La muy esperada secuela de 'El Diablo Viste a la Moda' está en pleno rodaje, trayendo de vuelta a Anne Hathaway en su célebre personaje de Andy Sachs. Las calles de Nueva York han sido el escenario de las primeras apariciones de Hathaway con atuendos que sugieren una interesante transformación en el guardarropa de su personaje. Aunque Meryl Streep y Emily Blunt aún no han sido vistas en sus respectivos roles, la presencia de Hathaway ha generado gran expectación.
Durante el rodaje, la actriz ha lucido diversos conjuntos, desde un mono de mezclilla con parches y un vibrante vestido de Gabriela Hearst acompañado de un bolso de 'Runway', hasta una camiseta blanca con falda vaquera y cómodas sandalias Chanel, todos ellos priorizando la comodidad y un aire casual, reintegrando al personaje al mundo de la alta costura de una forma relajada. Sin embargo, un cuarto atuendo ha captado especialmente la atención: un conjunto de chaleco y pantalón a rayas diplomáticas, complementado con un collar de perlas, gafas de sol, un bolso tipo maletín y botas de tacón. Este look corporativo, en línea con la tendencia 'corpcore' que ha resurgido con fuerza, sugiere una dirección más formal para el personaje de Andy, distanciándose de sus inicios más informales.

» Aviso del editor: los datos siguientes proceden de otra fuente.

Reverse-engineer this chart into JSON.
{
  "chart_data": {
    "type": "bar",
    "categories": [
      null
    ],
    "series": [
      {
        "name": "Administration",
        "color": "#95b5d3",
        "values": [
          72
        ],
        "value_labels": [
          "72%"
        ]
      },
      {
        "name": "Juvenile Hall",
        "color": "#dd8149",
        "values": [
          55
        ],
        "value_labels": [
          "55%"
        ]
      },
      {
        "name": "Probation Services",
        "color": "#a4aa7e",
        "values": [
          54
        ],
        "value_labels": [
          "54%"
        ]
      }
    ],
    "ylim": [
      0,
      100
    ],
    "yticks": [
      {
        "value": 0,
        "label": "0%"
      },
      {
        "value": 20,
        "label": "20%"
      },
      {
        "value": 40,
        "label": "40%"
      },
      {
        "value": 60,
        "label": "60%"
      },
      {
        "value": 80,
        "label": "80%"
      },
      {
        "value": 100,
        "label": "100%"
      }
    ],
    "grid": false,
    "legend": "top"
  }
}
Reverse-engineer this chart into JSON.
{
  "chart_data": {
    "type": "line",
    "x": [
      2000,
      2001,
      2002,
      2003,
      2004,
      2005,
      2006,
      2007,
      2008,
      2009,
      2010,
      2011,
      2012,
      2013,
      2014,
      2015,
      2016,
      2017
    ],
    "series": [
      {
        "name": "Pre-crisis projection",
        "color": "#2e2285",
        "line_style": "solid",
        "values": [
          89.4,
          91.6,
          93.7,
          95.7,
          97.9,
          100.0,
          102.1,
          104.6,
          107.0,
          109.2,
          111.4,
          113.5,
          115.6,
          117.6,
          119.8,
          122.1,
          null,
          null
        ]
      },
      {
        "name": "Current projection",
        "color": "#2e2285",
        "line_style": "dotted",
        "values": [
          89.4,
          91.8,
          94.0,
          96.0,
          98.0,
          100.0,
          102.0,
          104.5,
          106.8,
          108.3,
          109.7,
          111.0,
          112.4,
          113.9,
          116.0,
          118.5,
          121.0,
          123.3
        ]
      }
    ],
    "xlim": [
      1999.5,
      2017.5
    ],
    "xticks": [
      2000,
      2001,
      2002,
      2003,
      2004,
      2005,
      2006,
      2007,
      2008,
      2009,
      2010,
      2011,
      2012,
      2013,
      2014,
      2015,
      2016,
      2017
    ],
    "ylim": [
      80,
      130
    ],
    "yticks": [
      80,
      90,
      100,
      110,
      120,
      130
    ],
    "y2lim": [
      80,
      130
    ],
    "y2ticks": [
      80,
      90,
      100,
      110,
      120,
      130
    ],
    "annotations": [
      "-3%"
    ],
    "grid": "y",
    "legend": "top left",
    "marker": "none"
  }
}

Este cambio de imagen ha provocado rumores sobre la posible trama de Andy Sachs en la nueva entrega. El sofisticado conjunto a rayas diplomáticas de Hathaway evoca un estilo similar al de Miranda Priestly en la promoción de la primera película, lo que ha llevado a especulaciones de que Andy podría ascender al puesto de directora, emulando la trayectoria de su antigua jefa. Solo el tiempo revelará si este guiño es un simple homenaje o una pista sobre el futuro de su personaje, cuando la película se estrene el 1 de mayo de 2026. Por otro lado, el personaje de Emily Charlton, interpretado por Emily Blunt, ha logrado un ascenso significativo y ahora lidera un consorcio de marcas de lujo, lo que promete desafíos y giros argumentales en la dinámica de poder dentro del mundo de la moda.
Este anticipado regreso no solo revitaliza una historia querida, sino que también nos invita a reflexionar sobre la evolución personal y profesional. La moda, en este contexto, no es solo un vestuario, sino un reflejo de empoderamiento y crecimiento, demostrando cómo la dedicación y el aprendizaje continuo pueden llevar a alcanzar nuevas alturas y redefinir el éxito en cualquier campo.